The second difficulty in delivery of the vaccine is the people needed to administer the injections. This has presented problems in hospitals who got the first tranche of vaccines to protect health care workers. Many hospitals do not have adequate staff, trained to conduct the vaccination activity. Beyond hospitals, community public health (which has been decimated over the last decade), is also inadequately staffed to provide the service. Some localities have developed solutions through the use of already established Medical Reserve Corps (MRC) assets composed frequently of retired clinicians and public health personnel. Other communities are struggling to find adequate staff to meet immunization goals. This too would benefit from a national plan that identified available personnel both from within communities, and potential imported staff for bursts of immunization activity.

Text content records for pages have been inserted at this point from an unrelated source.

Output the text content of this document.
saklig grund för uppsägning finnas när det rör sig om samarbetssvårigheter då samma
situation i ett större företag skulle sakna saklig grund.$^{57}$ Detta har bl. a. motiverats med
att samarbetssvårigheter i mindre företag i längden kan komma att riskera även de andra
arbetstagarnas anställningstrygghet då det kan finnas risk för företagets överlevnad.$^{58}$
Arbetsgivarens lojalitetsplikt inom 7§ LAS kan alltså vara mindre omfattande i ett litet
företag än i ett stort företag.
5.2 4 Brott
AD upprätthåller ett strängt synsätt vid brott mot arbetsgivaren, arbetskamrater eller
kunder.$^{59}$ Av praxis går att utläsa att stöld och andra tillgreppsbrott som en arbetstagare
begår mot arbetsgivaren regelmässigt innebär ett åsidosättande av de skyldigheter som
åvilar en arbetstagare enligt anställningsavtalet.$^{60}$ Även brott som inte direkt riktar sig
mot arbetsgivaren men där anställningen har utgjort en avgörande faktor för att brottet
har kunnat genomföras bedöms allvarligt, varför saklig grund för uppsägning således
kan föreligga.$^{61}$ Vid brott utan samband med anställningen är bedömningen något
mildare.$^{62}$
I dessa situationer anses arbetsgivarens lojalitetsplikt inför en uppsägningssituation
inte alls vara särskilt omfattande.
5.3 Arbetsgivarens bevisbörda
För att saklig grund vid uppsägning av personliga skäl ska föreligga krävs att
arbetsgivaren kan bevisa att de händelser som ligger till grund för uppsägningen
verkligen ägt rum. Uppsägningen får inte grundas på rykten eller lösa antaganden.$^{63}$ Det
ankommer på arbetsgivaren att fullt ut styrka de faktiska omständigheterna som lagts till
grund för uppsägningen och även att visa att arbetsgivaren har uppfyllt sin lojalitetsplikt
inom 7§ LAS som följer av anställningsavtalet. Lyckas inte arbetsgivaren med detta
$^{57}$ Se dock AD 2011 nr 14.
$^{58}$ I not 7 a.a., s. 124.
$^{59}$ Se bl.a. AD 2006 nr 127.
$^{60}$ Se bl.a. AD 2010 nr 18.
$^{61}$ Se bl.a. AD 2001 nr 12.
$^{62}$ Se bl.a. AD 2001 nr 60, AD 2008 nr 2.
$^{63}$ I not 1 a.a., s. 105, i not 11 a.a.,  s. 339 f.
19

Lastly, the current zeitgeist is filled with distrust of existing institutions. The societal upheaval has been exacerbated by this pandemic and everything has become politicized. This has increased vaccine hesitancy among the population, and, even among healthcare workers in many locations, vaccine refusal has reached 35-40% of eligible health care staff. This may change with time as more people receive vaccines without complication, but is a most difficult hurdle if we are to achieve high vaccine uptake and provide the promised “herd immunity”.
These three problems do lend themselves to solution. First, a national plan needs to be articulated in cooperation with states and localities. The elements of the plan should include clarity of priority, adequate supply, consistent documentation, and clear consistent processes for patients to access the vaccines. The plan should include identification of personnel to actually administer the process and administer the vaccines. As noted above, more broad use of existing MRC assets, and recruitment of additional volunteers under that program could well expand the pool of staff to execute the program. This would include retired nurses, physicians, pharmacists, paramedics, and other clinically experienced staff. Other health providers such as dentists, veterinarians, various therapist categories (e.g., physical therapists) could be trained to administer the vaccines. This might require federalization of such staff to provide coverage under the Federal Tort Claims Act, and validation of expanded scope of practice. The other alternative is a state by state waiver of scope of practice, but this could be done more effectively through a central national process. The challenge of vaccine hesitancy is more difficult since the levels of mistrust are not easily addressed. Time may be a more important factor since more data gathered over time may mitigate concerns expressed (although true anti-vax folks are unlikely to be persuaded by data).
We have a challenge, but there are means and methods to overcome. We must act in a more civic whole if we are to beat this virus.